Hi Kathy ~ Has he ever mentioned the Spinal Cord Stimulator since your pain is intractable? This is an implant and the stimulator gives the nerves an electrical type stimulation which masks the pain. It works very well with people who have peripheral pain, but doesn't work well for the back pain. You might mention it to him.

You also might have Fibromyalgia. Many people who have had pain for a long time end up with Fibro. The pain receptor go haywire and the nerves become effected and all of a sudden you have Fibro and the whole body is involved. It's terribly painful -- the trouble is, some doctors don't even BELIEVE in Fibro. They figure if you can't "see" it and can't really diagnose it, then it can't be real. Fibro IS hard to diagnose. If you look it up you'll see for yourself. But it is recognized by the American College of Medicine.

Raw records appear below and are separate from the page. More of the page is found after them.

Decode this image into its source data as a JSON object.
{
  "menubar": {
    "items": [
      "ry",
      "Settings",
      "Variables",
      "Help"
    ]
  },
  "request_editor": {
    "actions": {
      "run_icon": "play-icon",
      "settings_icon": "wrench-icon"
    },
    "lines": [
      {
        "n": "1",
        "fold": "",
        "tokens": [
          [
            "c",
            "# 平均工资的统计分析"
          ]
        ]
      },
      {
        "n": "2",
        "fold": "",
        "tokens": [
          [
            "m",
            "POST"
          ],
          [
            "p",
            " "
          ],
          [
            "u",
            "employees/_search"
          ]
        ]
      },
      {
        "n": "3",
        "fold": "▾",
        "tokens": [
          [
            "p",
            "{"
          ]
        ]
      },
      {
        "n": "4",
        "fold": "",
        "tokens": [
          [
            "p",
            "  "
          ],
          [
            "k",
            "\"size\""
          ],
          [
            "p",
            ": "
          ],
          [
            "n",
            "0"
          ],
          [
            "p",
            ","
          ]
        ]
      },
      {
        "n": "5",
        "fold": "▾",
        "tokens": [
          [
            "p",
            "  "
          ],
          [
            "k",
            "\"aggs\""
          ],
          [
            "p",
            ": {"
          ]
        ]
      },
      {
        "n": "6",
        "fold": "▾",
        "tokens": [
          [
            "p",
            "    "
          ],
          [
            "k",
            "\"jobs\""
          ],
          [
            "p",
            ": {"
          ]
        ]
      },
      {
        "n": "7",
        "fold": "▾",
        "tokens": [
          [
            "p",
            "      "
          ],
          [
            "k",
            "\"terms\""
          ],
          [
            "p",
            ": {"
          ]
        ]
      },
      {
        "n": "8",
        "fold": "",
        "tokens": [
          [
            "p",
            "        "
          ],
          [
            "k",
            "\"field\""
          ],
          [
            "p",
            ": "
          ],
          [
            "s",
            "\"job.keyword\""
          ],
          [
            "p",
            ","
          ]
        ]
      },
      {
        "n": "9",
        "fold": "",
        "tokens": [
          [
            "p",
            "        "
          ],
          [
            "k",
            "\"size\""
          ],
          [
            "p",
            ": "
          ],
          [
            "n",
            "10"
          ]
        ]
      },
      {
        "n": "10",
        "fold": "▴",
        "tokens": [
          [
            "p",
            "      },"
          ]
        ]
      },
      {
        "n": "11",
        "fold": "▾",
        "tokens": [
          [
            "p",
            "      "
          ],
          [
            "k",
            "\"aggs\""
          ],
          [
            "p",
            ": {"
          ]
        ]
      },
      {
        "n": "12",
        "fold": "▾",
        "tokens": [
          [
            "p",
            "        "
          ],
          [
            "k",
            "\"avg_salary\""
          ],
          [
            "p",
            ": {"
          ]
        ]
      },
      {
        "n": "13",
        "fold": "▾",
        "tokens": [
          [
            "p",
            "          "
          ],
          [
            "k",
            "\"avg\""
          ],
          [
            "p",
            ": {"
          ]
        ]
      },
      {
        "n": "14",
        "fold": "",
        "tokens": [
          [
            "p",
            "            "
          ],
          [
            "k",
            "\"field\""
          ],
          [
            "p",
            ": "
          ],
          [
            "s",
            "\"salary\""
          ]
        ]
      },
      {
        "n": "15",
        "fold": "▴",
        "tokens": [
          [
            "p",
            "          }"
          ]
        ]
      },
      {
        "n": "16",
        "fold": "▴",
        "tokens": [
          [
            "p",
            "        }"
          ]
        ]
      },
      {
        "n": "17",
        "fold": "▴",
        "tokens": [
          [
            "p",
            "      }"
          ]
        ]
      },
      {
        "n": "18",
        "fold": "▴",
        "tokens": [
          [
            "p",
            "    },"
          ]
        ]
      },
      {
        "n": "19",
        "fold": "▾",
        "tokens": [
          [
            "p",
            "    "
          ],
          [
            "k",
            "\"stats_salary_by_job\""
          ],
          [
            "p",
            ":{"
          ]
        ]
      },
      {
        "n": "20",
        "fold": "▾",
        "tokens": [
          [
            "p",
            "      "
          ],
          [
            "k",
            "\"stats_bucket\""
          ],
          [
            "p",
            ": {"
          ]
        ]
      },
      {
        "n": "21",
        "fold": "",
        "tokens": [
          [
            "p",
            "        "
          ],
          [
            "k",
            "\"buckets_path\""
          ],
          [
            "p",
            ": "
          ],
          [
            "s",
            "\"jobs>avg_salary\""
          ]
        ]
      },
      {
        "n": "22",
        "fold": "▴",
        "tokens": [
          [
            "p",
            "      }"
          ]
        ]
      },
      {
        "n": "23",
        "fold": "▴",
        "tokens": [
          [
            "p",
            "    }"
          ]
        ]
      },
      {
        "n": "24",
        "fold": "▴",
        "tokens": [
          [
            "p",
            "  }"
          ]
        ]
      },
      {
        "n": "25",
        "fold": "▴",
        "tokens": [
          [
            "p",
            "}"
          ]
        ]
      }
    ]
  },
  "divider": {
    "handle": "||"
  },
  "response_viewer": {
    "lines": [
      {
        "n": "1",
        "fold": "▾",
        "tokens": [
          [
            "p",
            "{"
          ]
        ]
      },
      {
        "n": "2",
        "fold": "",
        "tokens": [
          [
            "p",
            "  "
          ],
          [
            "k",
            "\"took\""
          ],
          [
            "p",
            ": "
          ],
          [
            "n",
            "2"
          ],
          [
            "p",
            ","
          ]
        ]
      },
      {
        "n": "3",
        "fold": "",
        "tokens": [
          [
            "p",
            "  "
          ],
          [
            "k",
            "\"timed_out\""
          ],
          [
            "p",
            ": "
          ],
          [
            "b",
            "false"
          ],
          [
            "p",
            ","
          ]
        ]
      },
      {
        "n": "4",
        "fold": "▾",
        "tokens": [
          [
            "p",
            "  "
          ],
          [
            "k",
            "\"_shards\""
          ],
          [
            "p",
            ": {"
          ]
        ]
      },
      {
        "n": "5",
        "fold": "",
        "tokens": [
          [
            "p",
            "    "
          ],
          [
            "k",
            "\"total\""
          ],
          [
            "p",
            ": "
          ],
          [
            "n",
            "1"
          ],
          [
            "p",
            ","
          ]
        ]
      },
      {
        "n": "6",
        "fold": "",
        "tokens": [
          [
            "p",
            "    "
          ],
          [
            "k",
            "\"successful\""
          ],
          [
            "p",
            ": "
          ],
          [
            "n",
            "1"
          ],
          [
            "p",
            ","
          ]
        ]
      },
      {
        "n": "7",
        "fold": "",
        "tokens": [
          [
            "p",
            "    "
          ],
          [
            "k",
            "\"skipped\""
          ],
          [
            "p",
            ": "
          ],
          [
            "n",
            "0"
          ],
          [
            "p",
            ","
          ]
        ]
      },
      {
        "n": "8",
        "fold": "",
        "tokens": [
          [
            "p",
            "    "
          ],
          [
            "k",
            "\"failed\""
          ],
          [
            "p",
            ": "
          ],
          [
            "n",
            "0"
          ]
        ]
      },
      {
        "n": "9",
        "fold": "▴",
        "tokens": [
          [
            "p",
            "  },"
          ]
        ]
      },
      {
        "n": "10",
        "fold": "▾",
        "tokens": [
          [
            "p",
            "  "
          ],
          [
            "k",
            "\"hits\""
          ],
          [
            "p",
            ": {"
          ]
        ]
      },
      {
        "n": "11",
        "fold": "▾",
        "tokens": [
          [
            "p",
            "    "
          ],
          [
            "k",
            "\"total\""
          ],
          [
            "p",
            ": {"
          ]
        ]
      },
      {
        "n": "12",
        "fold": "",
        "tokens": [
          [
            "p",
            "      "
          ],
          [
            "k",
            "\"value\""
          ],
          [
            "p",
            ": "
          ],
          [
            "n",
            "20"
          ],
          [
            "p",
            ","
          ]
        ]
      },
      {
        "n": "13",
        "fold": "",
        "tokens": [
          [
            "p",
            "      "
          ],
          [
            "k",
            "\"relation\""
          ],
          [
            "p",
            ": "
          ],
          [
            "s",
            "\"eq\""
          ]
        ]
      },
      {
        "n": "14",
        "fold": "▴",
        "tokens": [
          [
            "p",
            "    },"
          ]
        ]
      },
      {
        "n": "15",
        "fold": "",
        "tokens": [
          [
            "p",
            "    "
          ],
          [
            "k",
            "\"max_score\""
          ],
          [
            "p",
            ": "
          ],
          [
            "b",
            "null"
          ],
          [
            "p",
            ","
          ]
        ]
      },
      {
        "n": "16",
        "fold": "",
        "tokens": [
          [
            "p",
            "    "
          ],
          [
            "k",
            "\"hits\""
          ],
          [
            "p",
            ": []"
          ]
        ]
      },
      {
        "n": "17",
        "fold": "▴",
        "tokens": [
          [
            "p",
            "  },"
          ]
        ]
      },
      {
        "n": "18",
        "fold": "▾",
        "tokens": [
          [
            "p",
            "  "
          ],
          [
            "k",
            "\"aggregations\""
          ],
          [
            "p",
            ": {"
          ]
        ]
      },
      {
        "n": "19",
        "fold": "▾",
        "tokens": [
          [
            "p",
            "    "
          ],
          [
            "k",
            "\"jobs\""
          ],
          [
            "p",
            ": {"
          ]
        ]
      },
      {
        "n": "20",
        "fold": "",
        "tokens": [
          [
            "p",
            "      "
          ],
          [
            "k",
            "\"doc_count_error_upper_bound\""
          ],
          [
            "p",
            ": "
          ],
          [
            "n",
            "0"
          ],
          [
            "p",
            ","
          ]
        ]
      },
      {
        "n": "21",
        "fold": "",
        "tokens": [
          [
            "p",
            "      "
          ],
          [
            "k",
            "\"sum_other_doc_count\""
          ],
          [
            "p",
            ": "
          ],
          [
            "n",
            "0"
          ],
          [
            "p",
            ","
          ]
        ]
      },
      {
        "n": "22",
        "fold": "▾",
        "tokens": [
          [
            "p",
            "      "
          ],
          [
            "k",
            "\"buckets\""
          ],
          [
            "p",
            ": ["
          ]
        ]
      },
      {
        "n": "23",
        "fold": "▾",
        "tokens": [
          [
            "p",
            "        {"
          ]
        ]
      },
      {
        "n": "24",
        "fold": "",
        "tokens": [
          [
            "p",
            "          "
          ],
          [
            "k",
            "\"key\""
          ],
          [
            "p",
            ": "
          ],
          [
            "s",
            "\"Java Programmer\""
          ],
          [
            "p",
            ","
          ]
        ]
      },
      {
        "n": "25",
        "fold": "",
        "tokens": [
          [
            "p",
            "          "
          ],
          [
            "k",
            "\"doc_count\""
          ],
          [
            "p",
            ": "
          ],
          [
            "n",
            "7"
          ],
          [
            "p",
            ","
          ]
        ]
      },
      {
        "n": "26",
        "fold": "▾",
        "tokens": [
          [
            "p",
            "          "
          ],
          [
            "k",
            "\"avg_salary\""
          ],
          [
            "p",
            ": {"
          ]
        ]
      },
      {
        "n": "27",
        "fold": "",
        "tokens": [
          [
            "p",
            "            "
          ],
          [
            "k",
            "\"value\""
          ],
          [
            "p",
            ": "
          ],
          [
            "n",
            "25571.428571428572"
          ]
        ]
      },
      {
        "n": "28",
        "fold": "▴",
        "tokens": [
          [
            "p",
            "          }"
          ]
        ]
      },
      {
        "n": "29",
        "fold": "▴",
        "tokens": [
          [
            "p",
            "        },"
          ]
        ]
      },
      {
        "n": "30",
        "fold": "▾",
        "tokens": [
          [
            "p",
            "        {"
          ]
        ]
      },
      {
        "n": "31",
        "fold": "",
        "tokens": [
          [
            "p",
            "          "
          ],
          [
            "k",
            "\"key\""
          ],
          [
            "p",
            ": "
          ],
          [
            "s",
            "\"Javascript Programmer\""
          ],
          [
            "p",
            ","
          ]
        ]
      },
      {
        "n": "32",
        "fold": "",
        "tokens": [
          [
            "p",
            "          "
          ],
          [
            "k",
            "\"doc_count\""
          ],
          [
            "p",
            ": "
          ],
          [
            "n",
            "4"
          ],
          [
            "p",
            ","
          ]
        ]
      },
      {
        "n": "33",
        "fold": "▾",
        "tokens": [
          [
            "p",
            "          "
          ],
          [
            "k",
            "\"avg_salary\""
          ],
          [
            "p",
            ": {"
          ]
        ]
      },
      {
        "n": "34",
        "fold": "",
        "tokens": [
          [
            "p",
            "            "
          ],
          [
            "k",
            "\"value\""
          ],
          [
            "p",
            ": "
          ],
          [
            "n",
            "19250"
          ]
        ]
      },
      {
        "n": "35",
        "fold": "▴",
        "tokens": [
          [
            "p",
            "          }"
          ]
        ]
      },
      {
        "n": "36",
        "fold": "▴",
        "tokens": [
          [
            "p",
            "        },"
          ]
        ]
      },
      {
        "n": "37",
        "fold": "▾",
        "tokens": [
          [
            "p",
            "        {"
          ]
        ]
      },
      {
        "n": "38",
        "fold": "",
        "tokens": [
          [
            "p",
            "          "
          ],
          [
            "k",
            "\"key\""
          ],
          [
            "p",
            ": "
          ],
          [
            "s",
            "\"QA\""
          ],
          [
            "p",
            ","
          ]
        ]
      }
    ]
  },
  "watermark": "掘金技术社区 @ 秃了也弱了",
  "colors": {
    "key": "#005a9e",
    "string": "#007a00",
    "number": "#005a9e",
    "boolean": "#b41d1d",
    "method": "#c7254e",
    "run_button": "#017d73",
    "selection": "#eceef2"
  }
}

I think more and more doctors are realiziing that it IS real.

I have the same problem as you in that my MRI doesn't look "bad." While I have had 3 surgeries, it always comes back as "post operative changes" but stable. There are never any more herniations or bulges; at one time there was a bunch of scar tissue but now they don't see it anymore. I wonder where it went??? I asked my doc just the other day -- I said that I KNEW how to read the MRI reports, and I knew it wasn't bad. So how come I'm in so much pain? Could I have Fibro?" And he said "Oh yeah, you have THAT!!" Well, darn it, why didn't he tell me that a long time ago!!! I just found out I have Fibro 3 days ago!! And i've been in horrible pain for more years than I can count!!! Good grief.

It sound to me like you need a long acting opiate -- I'm on OpanaER 40mg twice a day, along with Lyrica 75mg twice a day; Topamax 200mg twice a day for nerve burning; Cymbalta 60mg twice a day for depression And this stuff pretty much takes care of it. He did add Norco 10/300 for breakthru but it's not working well --- I'm VERY hard to medicate and it needs to be stronger. I'm supposed to call him tomorrow to let him know how it's working. But other than that these meds have worked quite well in keeping me "fairly" comfortable and I've been in awful pain for 27 years -- and I'm tired.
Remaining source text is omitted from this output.